The mutant bacterium, which reportedly produces higher concentrations of butanol when added to a vat of plant by-product, is currently the basis for Tetravitae BioScience's biobutanol technology. Tetravitae licensed the strain from the university and is scaling up to use it in larger ethanol plants.
 
Several scientists from the US Department of Agriculture's Agricultural Research Services (ARS) is also working on the C. beijerinckii bacterium - particularly the strain P260 obtained from the University of Otago in Dunedin, New Zealand.
 
ARS researcher Nasib Qureshi said the strain was able to convert nearly 430 grams of sugar into 192 combined grams of ABE in a 22-day fed-batch operating period.
 
"If scaled up further, the process could yield 307 combined kilograms or 99 gallons of ABE from one short ton of wheat straw," said Qureshi in a statement. "The P260 strain produces a specific ratio of the three chemicals but efforts are now under way to develop genetically modified bacteria that will only make biobutanol."
 
Producing only butanol or other selected alcohols is what Gevo is aiming for with its patented process called Gevo's Integrated Fermentation Technology (GIFT). In 2007, Gevo was able to acquire exclusive license for certain modified E.coli bacteria from the University of California Los Angeles that can produce bio-isobutanol.
 
"Our technology produces one and only one product - isobutanol," says Gevo CEO Patrick Gruber. "With only one product produced in the fermentation, the economics and purity are improved.
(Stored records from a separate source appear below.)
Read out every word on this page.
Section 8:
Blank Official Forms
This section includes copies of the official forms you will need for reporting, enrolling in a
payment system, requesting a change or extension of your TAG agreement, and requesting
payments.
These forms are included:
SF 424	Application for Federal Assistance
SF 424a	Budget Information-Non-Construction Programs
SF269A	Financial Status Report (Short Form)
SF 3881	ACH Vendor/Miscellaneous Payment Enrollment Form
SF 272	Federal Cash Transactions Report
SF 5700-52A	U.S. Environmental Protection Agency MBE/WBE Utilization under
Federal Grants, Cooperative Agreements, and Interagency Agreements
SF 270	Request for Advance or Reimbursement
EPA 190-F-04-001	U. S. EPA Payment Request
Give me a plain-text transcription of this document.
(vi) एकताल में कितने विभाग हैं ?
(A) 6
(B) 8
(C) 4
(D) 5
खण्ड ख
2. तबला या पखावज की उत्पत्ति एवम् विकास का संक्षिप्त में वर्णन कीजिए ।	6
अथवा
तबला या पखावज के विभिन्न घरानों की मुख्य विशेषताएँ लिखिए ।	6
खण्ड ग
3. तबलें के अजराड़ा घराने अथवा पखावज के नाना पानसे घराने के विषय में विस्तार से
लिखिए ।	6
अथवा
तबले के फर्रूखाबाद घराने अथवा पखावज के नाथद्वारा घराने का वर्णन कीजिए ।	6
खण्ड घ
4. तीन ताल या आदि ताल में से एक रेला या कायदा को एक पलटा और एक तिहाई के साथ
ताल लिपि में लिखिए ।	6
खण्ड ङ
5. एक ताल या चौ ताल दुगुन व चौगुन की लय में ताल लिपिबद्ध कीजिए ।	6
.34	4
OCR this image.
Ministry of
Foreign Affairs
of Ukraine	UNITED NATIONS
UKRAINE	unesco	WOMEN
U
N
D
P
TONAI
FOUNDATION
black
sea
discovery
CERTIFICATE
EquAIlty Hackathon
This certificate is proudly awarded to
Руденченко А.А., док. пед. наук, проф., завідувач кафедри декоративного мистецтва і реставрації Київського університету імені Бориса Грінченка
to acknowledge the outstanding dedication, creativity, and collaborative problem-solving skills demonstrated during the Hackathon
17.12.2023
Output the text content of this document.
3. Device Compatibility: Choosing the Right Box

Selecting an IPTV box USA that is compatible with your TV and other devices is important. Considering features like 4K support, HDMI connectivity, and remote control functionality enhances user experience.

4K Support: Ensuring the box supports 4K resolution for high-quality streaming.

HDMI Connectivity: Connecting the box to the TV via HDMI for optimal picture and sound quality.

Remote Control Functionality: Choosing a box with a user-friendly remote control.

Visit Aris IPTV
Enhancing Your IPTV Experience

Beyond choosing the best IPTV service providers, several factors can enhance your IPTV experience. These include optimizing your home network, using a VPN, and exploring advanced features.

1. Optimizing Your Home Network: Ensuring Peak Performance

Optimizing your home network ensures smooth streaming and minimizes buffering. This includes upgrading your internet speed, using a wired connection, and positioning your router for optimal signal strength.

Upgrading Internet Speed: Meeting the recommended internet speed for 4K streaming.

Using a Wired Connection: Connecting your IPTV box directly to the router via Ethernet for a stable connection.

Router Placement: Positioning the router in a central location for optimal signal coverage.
We also don't have to build greenfield, as it is simple enough to run it in ethanol plants."
 
Gevo says its technology can cost less than 30 cents/gal to retrofit an ethanol plant to make isobutanol. Isobutanol can also be converted to gasoline blendstocks for less than an additional 25 cents/gal.
 
"The production cost of our system is expected to be 50% of the cost of petrochemical-based processes even at modest oil prices like what we have now," says Gruber. "Our production processes are already proven at pilot scale. We have shown high-yield, high-purity isobutanol in a very low capital-cost system."
 
In November 2008, Gevo partnered with Kansas-based engineering and construction firm ICM to commercialize the technology. Gevo expects to begin operating a 1m gal/year plant in Missouri this summer by retrofitting an ethanol facility. The company aims to produce 20m to 50m gallons/year of isobutanol and other biobased hydrocarbons by 2011.